Acadia National Park on Maine’s Mount Desert Island

Michael Bushnell
Publisher


Acadia National Park was originally recognized on July 8, 1916, as Sieur de Monts National Monument, then as Lafayette National Park on February 26, 1919. Both names pay homage to the French, with the first noting the first French settlement in 1613 of the Mt. Desert Island region currently encompassed in the park’s boundaries and the second, honoring French General the Marquis de Lafayette for his influential participation in the American Revolution.


Following the 1919 designation, improvements began to be made within the park, including a scenic motorway named Jordan Pond Road in 1927. During that same period, wealthy financier John D. Rockefeller Jr. contracted with landscape architect Beatrix Farrand to construct a network of improved carriage roads throughout the new park.


The network of roughly 57 miles of roadways included two gate houses, 17 concrete and stone causeways (16 financed by Rockefeller) and a series of huge granite stones along the side of the roadways acting as guardrails nicknamed “Rockefeller’s Teeth,” given the philanthropist’s heavy involvement in the park’s development.


The crushed stone roadways are open almost year round but close during the early spring months to avoid damage to the gravel surface. The view on the front of this postcard shows one of the 16 stone-arch bridges in the park financed by Rockefeller.

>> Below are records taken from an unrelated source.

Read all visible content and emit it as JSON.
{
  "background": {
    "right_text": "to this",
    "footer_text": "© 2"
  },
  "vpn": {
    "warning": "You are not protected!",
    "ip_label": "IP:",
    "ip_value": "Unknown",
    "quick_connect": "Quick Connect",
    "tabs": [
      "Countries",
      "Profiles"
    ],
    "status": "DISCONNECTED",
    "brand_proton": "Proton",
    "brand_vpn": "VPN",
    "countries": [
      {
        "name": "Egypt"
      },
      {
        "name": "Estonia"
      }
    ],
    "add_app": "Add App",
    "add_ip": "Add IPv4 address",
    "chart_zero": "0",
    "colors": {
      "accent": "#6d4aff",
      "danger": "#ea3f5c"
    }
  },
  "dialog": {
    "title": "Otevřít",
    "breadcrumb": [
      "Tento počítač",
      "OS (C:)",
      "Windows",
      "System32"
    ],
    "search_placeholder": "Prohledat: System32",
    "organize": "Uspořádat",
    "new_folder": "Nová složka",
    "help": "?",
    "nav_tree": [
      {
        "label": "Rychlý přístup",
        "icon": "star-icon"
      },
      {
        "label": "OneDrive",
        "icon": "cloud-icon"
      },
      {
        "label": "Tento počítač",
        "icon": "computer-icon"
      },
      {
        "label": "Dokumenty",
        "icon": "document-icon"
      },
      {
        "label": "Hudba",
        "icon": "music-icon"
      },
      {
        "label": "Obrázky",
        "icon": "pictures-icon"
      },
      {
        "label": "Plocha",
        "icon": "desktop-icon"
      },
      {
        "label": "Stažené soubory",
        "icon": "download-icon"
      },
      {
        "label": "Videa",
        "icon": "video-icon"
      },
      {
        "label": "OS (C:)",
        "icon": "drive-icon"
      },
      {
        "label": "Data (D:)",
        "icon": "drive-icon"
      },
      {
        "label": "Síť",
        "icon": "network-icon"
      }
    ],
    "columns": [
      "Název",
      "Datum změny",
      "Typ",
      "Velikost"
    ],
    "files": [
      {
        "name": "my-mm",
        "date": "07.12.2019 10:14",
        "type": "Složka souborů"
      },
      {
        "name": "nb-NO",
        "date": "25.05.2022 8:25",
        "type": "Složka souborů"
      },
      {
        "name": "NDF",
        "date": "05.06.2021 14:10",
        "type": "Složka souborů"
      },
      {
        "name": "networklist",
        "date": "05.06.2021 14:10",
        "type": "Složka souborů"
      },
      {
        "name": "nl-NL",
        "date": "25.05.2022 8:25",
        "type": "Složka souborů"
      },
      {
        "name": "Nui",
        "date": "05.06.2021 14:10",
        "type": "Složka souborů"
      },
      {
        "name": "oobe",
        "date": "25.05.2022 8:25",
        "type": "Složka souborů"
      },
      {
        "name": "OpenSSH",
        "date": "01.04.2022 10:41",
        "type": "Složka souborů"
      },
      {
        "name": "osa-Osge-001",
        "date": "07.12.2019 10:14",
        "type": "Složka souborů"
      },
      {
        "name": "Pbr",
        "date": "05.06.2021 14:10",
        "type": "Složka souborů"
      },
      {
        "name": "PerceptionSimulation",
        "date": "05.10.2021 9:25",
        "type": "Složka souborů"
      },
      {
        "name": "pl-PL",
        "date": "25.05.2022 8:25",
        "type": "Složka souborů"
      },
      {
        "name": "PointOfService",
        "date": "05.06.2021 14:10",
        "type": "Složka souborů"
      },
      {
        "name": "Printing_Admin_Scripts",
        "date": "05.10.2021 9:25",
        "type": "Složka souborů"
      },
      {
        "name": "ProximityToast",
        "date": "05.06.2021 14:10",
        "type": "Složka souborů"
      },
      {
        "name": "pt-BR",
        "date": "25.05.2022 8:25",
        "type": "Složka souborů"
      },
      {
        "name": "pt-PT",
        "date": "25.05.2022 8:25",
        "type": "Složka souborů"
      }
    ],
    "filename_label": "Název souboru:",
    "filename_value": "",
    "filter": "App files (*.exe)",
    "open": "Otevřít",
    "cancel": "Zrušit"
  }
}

On January 19, 1929, the 49,000-acre park was designated as Acadia National Park by Congress following the addition of the Schoodic Peninsula to the park. The Cadillac Mountain Summit Road, begun in 1925, was completed in 1931. Acadia was the first National Park located east of the Mississippi River and in 2020, the park recorded roughly 2.6 million visitors.


This linen era C.T. Art Colortone postcard, published by the Curt Teich company of Chicago, Ill., shows the viaduct over Otter Creek and the top of Champlain Mountain, Acadia National Park, Mt. Desert Island, Maine.


The card was mailed on August 2, 1946, to Mr. & Mrs. Jay Catanach, Saranac Inn, Saranac Lake, NY. The rather interesting personal message reads, “This is a view of one of our mountains. Our vacation has been very restful and we are both feeling very well and fit. Return home Sept. 6. Various members of the family have been here and some have not been lovely. Remember us to Mr. Catanach, Ever your friend, Elis M. Reeve, S.W. Harbor, Maine.”